Dalam hal ilmu dan amal inilah hendaknya umat Islam saling berlomba-lomba. “Dan untuk yang demikian itu hendaknya orang itu berlomba-lomba.” (QS. al-Muthoffifin: 26) :Untuk hal serupa inilah hendaklah orang-orang yang bekerja itu berusaha.” (QS. ash-Shoffat: 61)

Antusias Para Sahabat dalam Perkara Akhirat

Antusias para sahabat tersebut adalah dalam perkara akhirat, berupa tata cara yang dapat mendekatkan diri kepada Allah dan menjauhkan dari api neraka. Sehingga mereka dapat menggapai derajat yang tinggi sebagai mana yang telah dicapai oleh orang-orang yang berada. Inilah sebab sanjungan dan pujian Allah ta’ala kepada mereka, sebab datangnya kemenangan dan kemuliaan bagi mereka.

Kita juga dapat mengetahui bagaimana semangat para sahabat dalam bertanya perkara agama kepada Rasulullah shallallahu ‘alaihi wa sallam. Sehingga banyak ayat-ayat al-Qur`an yang turun lantaran pertanyaan para sahabat. Atau pula hadis yang keluar dari lisan mulia Rasulullah shallallahu ‘alaihi wa sallam setelah ditanyakan oleh para sahabat. Akan tetapi semangat dan antusias para sahabat tersebut adalah dalam urusan akhirat atau urusan agama. Adapun dalam urusan dunia, mereka tidak begitu antusias untuk memperolehnya.

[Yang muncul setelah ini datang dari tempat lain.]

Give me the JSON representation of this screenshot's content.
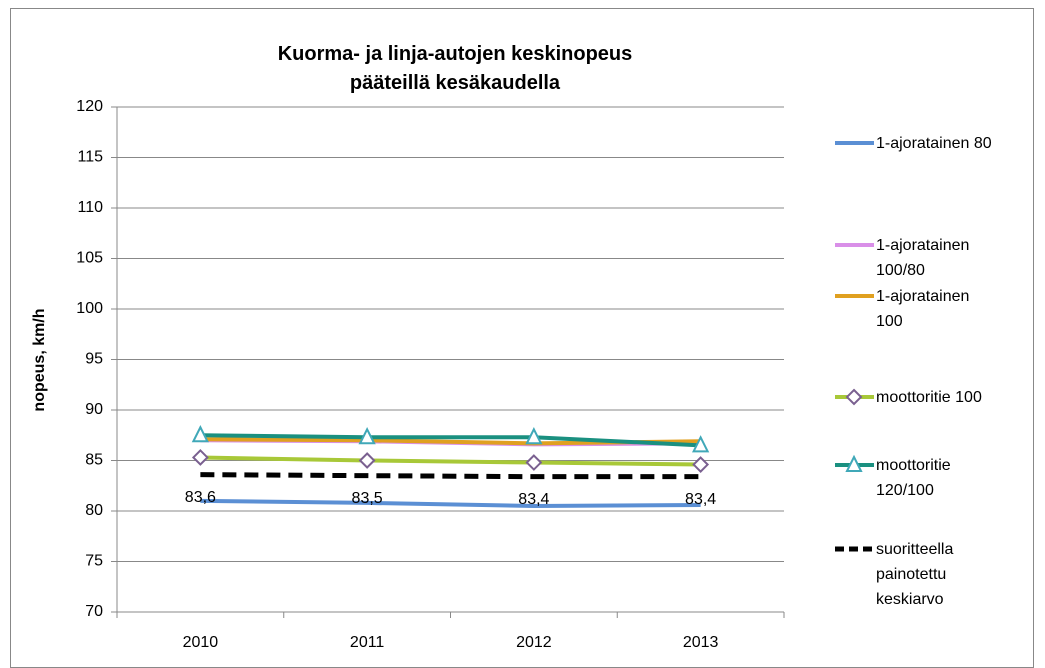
{
  "chart_data": {
    "type": "line",
    "title": "Kuorma- ja linja-autojen keskinopeus pääteillä kesäkaudella",
    "y_label": "nopeus, km/h",
    "categories": [
      "2010",
      "2011",
      "2012",
      "2013"
    ],
    "ylim": [
      70,
      120
    ],
    "yticks": [
      70,
      75,
      80,
      85,
      90,
      95,
      100,
      105,
      110,
      115,
      120
    ],
    "grid": true,
    "legend": "right",
    "series": [
      {
        "name": "1-ajoratainen 80",
        "color": "#5b8fd4",
        "values": [
          81.0,
          80.8,
          80.5,
          80.6
        ]
      },
      {
        "name": "1-ajoratainen 100/80",
        "color": "#d98fe8",
        "values": [
          87.0,
          86.9,
          86.6,
          86.7
        ]
      },
      {
        "name": "1-ajoratainen 100",
        "color": "#e0a020",
        "values": [
          87.1,
          87.0,
          86.7,
          86.9
        ]
      },
      {
        "name": "moottoritie 100",
        "color": "#a8c838",
        "marker": "diamond",
        "values": [
          85.3,
          85.0,
          84.8,
          84.6
        ]
      },
      {
        "name": "moottoritie 120/100",
        "color": "#1a9080",
        "marker": "triangle",
        "values": [
          87.5,
          87.3,
          87.3,
          86.5
        ]
      },
      {
        "name": "suoritteella painotettu keskiarvo",
        "color": "#000000",
        "dash": true,
        "values": [
          83.6,
          83.5,
          83.4,
          83.4
        ],
        "value_labels": [
          "83,6",
          "83,5",
          "83,4",
          "83,4"
        ]
      }
    ]
  }
}
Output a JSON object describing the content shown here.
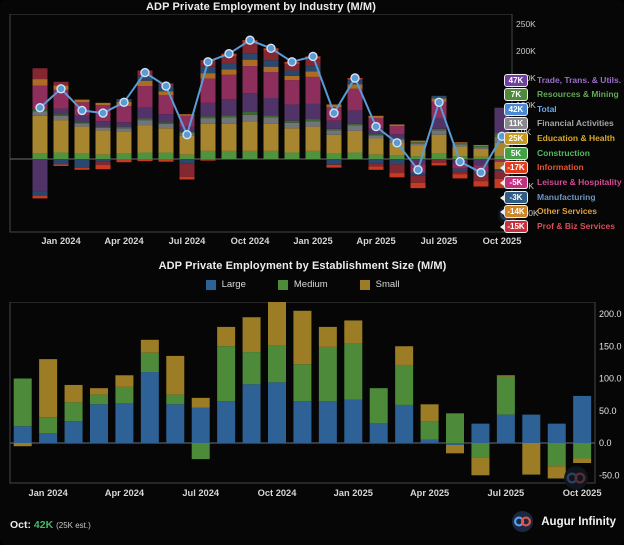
{
  "footer": {
    "latest_label": "Oct:",
    "latest_value": "42K",
    "latest_note": "(25K est.)",
    "brand": "Augur Infinity"
  },
  "chart_data": [
    {
      "type": "bar",
      "subtype": "stacked-bar-with-total-line",
      "title": "ADP Private Employment by Industry (M/M)",
      "months": [
        "Dec 2023",
        "Jan 2024",
        "Feb 2024",
        "Mar 2024",
        "Apr 2024",
        "May 2024",
        "Jun 2024",
        "Jul 2024",
        "Aug 2024",
        "Sep 2024",
        "Oct 2024",
        "Nov 2024",
        "Dec 2024",
        "Jan 2025",
        "Feb 2025",
        "Mar 2025",
        "Apr 2025",
        "May 2025",
        "Jun 2025",
        "Jul 2025",
        "Aug 2025",
        "Sep 2025",
        "Oct 2025"
      ],
      "x_tick_labels": [
        "Jan 2024",
        "Apr 2024",
        "Jul 2024",
        "Oct 2024",
        "Jan 2025",
        "Apr 2025",
        "Jul 2025",
        "Oct 2025"
      ],
      "y_tick_labels": [
        "250K",
        "200K",
        "150K",
        "100K",
        "50K",
        "0K",
        "-50K",
        "-100K"
      ],
      "y_tick_values": [
        250,
        200,
        150,
        100,
        50,
        0,
        -50,
        -100
      ],
      "ylim": [
        -135,
        270
      ],
      "unit": "thousands (K)",
      "total_line": {
        "name": "Total",
        "color": "#5b9bd5",
        "values": [
          95,
          130,
          90,
          85,
          105,
          160,
          135,
          45,
          180,
          195,
          220,
          205,
          180,
          190,
          85,
          150,
          60,
          30,
          -20,
          105,
          -5,
          -25,
          42
        ]
      },
      "series": [
        {
          "name": "Construction",
          "color": "#4f9240",
          "values": [
            10,
            12,
            10,
            8,
            10,
            12,
            12,
            8,
            15,
            15,
            15,
            15,
            12,
            15,
            10,
            12,
            8,
            6,
            5,
            10,
            5,
            4,
            5
          ]
        },
        {
          "name": "Education & Health",
          "color": "#a8862f",
          "values": [
            70,
            60,
            50,
            45,
            40,
            50,
            45,
            35,
            50,
            50,
            55,
            50,
            45,
            45,
            35,
            40,
            30,
            25,
            20,
            35,
            18,
            15,
            25
          ]
        },
        {
          "name": "Financial Activities",
          "color": "#73747a",
          "values": [
            8,
            8,
            6,
            5,
            7,
            10,
            8,
            5,
            10,
            12,
            12,
            12,
            10,
            10,
            8,
            10,
            6,
            5,
            4,
            8,
            4,
            3,
            11
          ]
        },
        {
          "name": "Resources & Mining",
          "color": "#3c6a32",
          "values": [
            3,
            3,
            2,
            2,
            3,
            3,
            3,
            2,
            4,
            4,
            5,
            4,
            4,
            4,
            3,
            3,
            2,
            2,
            2,
            3,
            2,
            2,
            7
          ]
        },
        {
          "name": "Trade, Trans. & Utils.",
          "color": "#503468",
          "values": [
            -60,
            10,
            12,
            10,
            8,
            20,
            15,
            10,
            25,
            30,
            35,
            32,
            30,
            28,
            15,
            25,
            10,
            8,
            -10,
            20,
            -8,
            -12,
            47
          ]
        },
        {
          "name": "Leisure & Hospitality",
          "color": "#8e2e5d",
          "values": [
            45,
            35,
            25,
            30,
            30,
            40,
            35,
            20,
            45,
            45,
            50,
            48,
            45,
            50,
            25,
            40,
            20,
            15,
            -15,
            30,
            -10,
            -12,
            -5
          ]
        },
        {
          "name": "Other Services",
          "color": "#ad6b24",
          "values": [
            12,
            8,
            5,
            4,
            8,
            10,
            7,
            3,
            10,
            10,
            12,
            10,
            8,
            10,
            5,
            8,
            4,
            3,
            3,
            6,
            2,
            2,
            -14
          ]
        },
        {
          "name": "Manufacturing",
          "color": "#28486e",
          "values": [
            -8,
            -10,
            -15,
            -5,
            5,
            8,
            10,
            -8,
            12,
            10,
            12,
            12,
            10,
            10,
            -10,
            8,
            -8,
            -10,
            -6,
            5,
            -5,
            -4,
            -3
          ]
        },
        {
          "name": "Prof & Biz Services",
          "color": "#832730",
          "values": [
            20,
            7,
            -1,
            -6,
            0,
            11,
            5,
            -25,
            12,
            14,
            19,
            18,
            12,
            14,
            -1,
            1,
            -6,
            -16,
            -13,
            -7,
            -5,
            -13,
            -15
          ]
        },
        {
          "name": "Information",
          "color": "#c53a20",
          "values": [
            -5,
            -3,
            -4,
            -8,
            -6,
            -4,
            -5,
            -5,
            -3,
            5,
            5,
            4,
            4,
            4,
            -5,
            3,
            -6,
            -8,
            -10,
            -5,
            -8,
            -10,
            -17
          ]
        }
      ],
      "callouts": [
        {
          "value": "47K",
          "bg": "#7040a0",
          "label": "Trade, Trans. & Utils.",
          "label_color": "#9b6ec9"
        },
        {
          "value": "7K",
          "bg": "#4f8a3c",
          "label": "Resources & Mining",
          "label_color": "#63a857"
        },
        {
          "value": "42K",
          "bg": "#4a8ad4",
          "label": "Total",
          "label_color": "#6fa8e8"
        },
        {
          "value": "11K",
          "bg": "#88888e",
          "label": "Financial Activities",
          "label_color": "#a5a5ac"
        },
        {
          "value": "25K",
          "bg": "#c79a1d",
          "label": "Education & Health",
          "label_color": "#d8ab28"
        },
        {
          "value": "5K",
          "bg": "#43a047",
          "label": "Construction",
          "label_color": "#52bc5c"
        },
        {
          "value": "-17K",
          "bg": "#df3b1c",
          "label": "Information",
          "label_color": "#e8542f"
        },
        {
          "value": "-5K",
          "bg": "#c42e7e",
          "label": "Leisure & Hospitality",
          "label_color": "#d64b95"
        },
        {
          "value": "-3K",
          "bg": "#2f5b86",
          "label": "Manufacturing",
          "label_color": "#6b95c0"
        },
        {
          "value": "-14K",
          "bg": "#cd8526",
          "label": "Other Services",
          "label_color": "#dca03c"
        },
        {
          "value": "-15K",
          "bg": "#ca2f3d",
          "label": "Prof & Biz Services",
          "label_color": "#dd4c57"
        }
      ]
    },
    {
      "type": "bar",
      "subtype": "stacked-bar",
      "title": "ADP Private Employment by Establishment Size (M/M)",
      "months": [
        "Dec 2023",
        "Jan 2024",
        "Feb 2024",
        "Mar 2024",
        "Apr 2024",
        "May 2024",
        "Jun 2024",
        "Jul 2024",
        "Aug 2024",
        "Sep 2024",
        "Oct 2024",
        "Nov 2024",
        "Dec 2024",
        "Jan 2025",
        "Feb 2025",
        "Mar 2025",
        "Apr 2025",
        "May 2025",
        "Jun 2025",
        "Jul 2025",
        "Aug 2025",
        "Sep 2025",
        "Oct 2025"
      ],
      "x_tick_labels": [
        "Jan 2024",
        "Apr 2024",
        "Jul 2024",
        "Oct 2024",
        "Jan 2025",
        "Apr 2025",
        "Jul 2025",
        "Oct 2025"
      ],
      "y_tick_labels": [
        "200.0",
        "150.0",
        "100.0",
        "50.0",
        "0.0",
        "-50.0"
      ],
      "y_tick_values": [
        200,
        150,
        100,
        50,
        0,
        -50
      ],
      "ylim": [
        -75,
        210
      ],
      "unit": "thousands (K)",
      "legend": [
        "Large",
        "Medium",
        "Small"
      ],
      "series": [
        {
          "name": "Large",
          "color": "#2e6296",
          "values": [
            26,
            15,
            34,
            60,
            62,
            110,
            60,
            55,
            65,
            91,
            94,
            65,
            65,
            67,
            31,
            59,
            5,
            -3,
            30,
            44,
            44,
            30,
            73
          ]
        },
        {
          "name": "Medium",
          "color": "#4d8a3a",
          "values": [
            74,
            25,
            29,
            15,
            25,
            30,
            15,
            -25,
            85,
            50,
            57,
            57,
            84,
            87,
            54,
            62,
            28,
            46,
            -22,
            59,
            0,
            -36,
            -24
          ]
        },
        {
          "name": "Small",
          "color": "#9c7d26",
          "values": [
            -5,
            90,
            27,
            10,
            18,
            20,
            60,
            15,
            30,
            54,
            69,
            83,
            31,
            36,
            0,
            29,
            27,
            -13,
            -28,
            2,
            -49,
            -19,
            -7
          ]
        }
      ]
    }
  ]
}
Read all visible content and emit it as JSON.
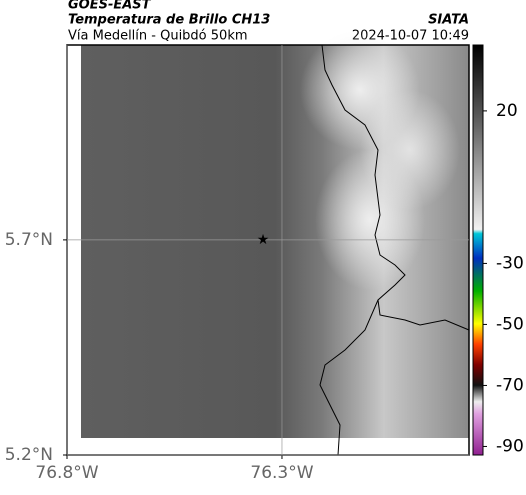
{
  "header": {
    "title": "GOES-EAST",
    "subtitle": "Temperatura de Brillo CH13",
    "route": "Vía Medellín - Quibdó 50km",
    "source": "SIATA",
    "datetime": "2024-10-07 10:49"
  },
  "map": {
    "lonlim": [
      -76.8,
      -75.865
    ],
    "latlim": [
      5.2,
      6.153
    ],
    "xticks": [
      {
        "value": -76.8,
        "label": "76.8°W"
      },
      {
        "value": -76.3,
        "label": "76.3°W"
      }
    ],
    "yticks": [
      {
        "value": 5.2,
        "label": "5.2°N"
      },
      {
        "value": 5.7,
        "label": "5.7°N"
      }
    ],
    "grid": true,
    "marker": {
      "lon": -76.344,
      "lat": 5.7
    }
  },
  "colorbar": {
    "lim": [
      41.6,
      -92.8
    ],
    "ticks": [
      20,
      -30,
      -50,
      -70,
      -90
    ]
  }
}
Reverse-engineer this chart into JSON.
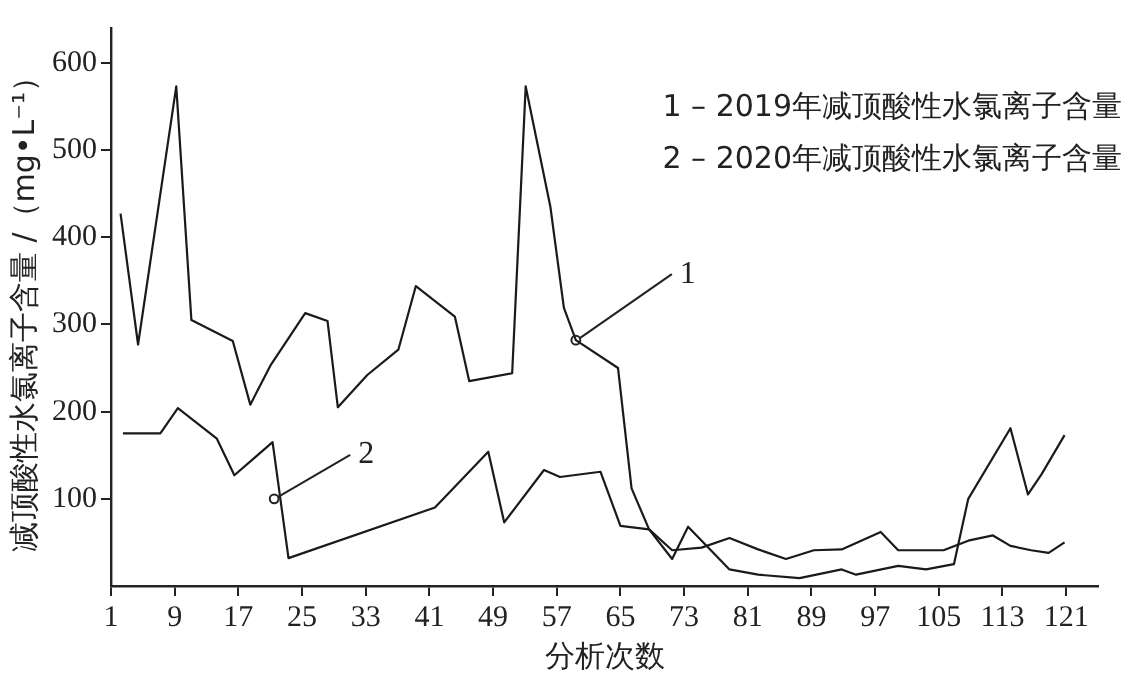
{
  "chart_data": {
    "type": "line",
    "xlabel": "分析次数",
    "ylabel": "减顶酸性水氯离子含量 /（mg•L⁻¹）",
    "xlim": [
      1,
      125
    ],
    "xticks": [
      1,
      9,
      17,
      25,
      33,
      41,
      49,
      57,
      65,
      73,
      81,
      89,
      97,
      105,
      113,
      121
    ],
    "ylim": [
      0,
      640
    ],
    "yticks": [
      100,
      200,
      300,
      400,
      500,
      600
    ],
    "grid": false,
    "legend": false,
    "marker": "none",
    "line_style": "solid",
    "series": [
      {
        "color": "#1a1a1a",
        "x": [
          2.2,
          4.4,
          9.2,
          11.1,
          16.3,
          18.5,
          21.1,
          25.4,
          28.2,
          29.5,
          33.2,
          37.1,
          39.3,
          44.2,
          46.0,
          51.4,
          53.1,
          56.2,
          57.9,
          59.4,
          64.7,
          66.4,
          68.6,
          71.5,
          73.5,
          78.7,
          82.3,
          87.5,
          92.8,
          94.6,
          99.9,
          103.4,
          106.9,
          108.7,
          114,
          116.2,
          117.9,
          120.8
        ],
        "values": [
          427,
          277,
          573,
          305,
          281,
          208,
          254,
          313,
          304,
          205,
          242,
          271,
          344,
          309,
          235,
          244,
          573,
          435,
          319,
          282,
          250,
          112,
          65,
          31,
          68,
          19,
          13,
          9,
          19,
          13,
          23,
          19,
          25,
          100,
          181,
          105,
          128,
          173
        ]
      },
      {
        "color": "#1a1a1a",
        "x": [
          2.5,
          7.2,
          9.4,
          14.3,
          16.5,
          21.3,
          23.3,
          41.7,
          48.4,
          50.4,
          55.4,
          57.4,
          62.5,
          65,
          68.6,
          71.5,
          75.2,
          78.7,
          82.3,
          85.8,
          89.3,
          92.8,
          97.7,
          99.9,
          105.6,
          108.7,
          111.8,
          114,
          116.6,
          118.8,
          120.8
        ],
        "values": [
          175,
          175,
          204,
          169,
          127,
          165,
          32,
          90,
          154,
          73,
          133,
          125,
          131,
          69,
          65,
          41,
          44,
          55,
          42,
          31,
          41,
          42,
          62,
          41,
          41,
          52,
          58,
          46,
          41,
          38,
          50
        ]
      }
    ],
    "annotations": [
      "1 – 2019年减顶酸性水氯离子含量",
      "2 – 2020年减顶酸性水氯离子含量",
      {
        "text": "1",
        "x": 59.4,
        "y": 282
      },
      {
        "text": "2",
        "x": 21.5,
        "y": 100
      }
    ]
  }
}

Maka itu, ulama menjelaskan bahwa berlomba-lomba dalam urusan dunia adalah tercela. Sebab, bila seorang hamba melampaui batas di dalamnya, maka hal itu dapat menjadi sebab kebinasaan dan kelemahan. Rasulullah shallallahu ‘alaihi wa sallam menyampaikan:

فَوَاللهِ، مَاالْفَقْرُ أَخْشَى عَلَيْكُمْ، وَلَكِنِّيْ أَخْشَى أَنْ تُبْسَطَ الدُّنْيَا عَلَيْكُمْ كَمَا بُسِطَتْ عَلَى مَنْ كَانَ قبْلَكُمْ، فَتَنَافَسُوْهَا كَمَا تَنَافَسُوْهَا، فَتُهْلِكُكُمْ كَمَا أَهْلَكَتْهُمْ

Demi Allah, bukan kefakiran yang aku khawatirkan akan menimpa kalian, namun aku khawatir bila dunia ini dihamparkan kepada kalian sebagaimana telah dihamparkan kepada orang-orang sebelum kalian, kemudian kalian saling berlomba-lomba untuk mendapatkannya sebagaimana orang-orang sebelum kalian berlomba-lomba, sehingga dunia ini dapat membinasakan kalian sebagaimana telah membinasakan orang-orang sebelum kalian. (HR. al-Bukhari dan Muslim)

Ghibtoh

Seseorang boleh berangan-angan atau berharap untuk memiliki apa yang dimiliki oleh orang lain tanpa menginginkan hal itu hilang dan lenyap dari orang itu. Keinginan seperti ini ulama sebut dengan istilah ghibtoh.

Beda hasad dengan ghibtoh: bila hasad seseorang membenci kenikmatan yang ada pada orang lain atau bahkan berharap nikmat tersebut hilang darinya. Sedangkan ghibtoh, ia berharap memiliki apa yang dimiliki oleh orang lain tanpa membenci apalagi berharap nikmat itu lenyap darinya.

Ghibtoh adalah perkara yang diperbolehkan, apalagi bila hal tersebut berkaitan dengan perkara agama dan akhirat. Rasulullah shallallahu ‘alaihi wa sallam menjelaskan:

لاَ حَسَدَ إِلاَّ عَلَى اثْنَتَيْنِ: رَجُلٌ آتَاهُ اللَّهُ الْكِتَابَ وَقَامَ بِهِ آنَاءَ اللَّيْلِ، وَرَجُلٌ أَعْطَاهُ اللَّهُ مَالاً فَهُوَ يَتَصَدَّقُ بِهِ آنَاءَ اللَّيْلِ وَالنَّهَارِ

Tidak ada hasad (ghibtoh) yang terpuji kecuali kepada dua orang: seseorang yang Allah berikan al-Qur`an, ia membacanya untuk qiyamul lail, dan seseorang yang diberi Allah harta, ia gunakan untuk bersedekah malam dan siang hari. (HR. al-Bukhari dan Muslim)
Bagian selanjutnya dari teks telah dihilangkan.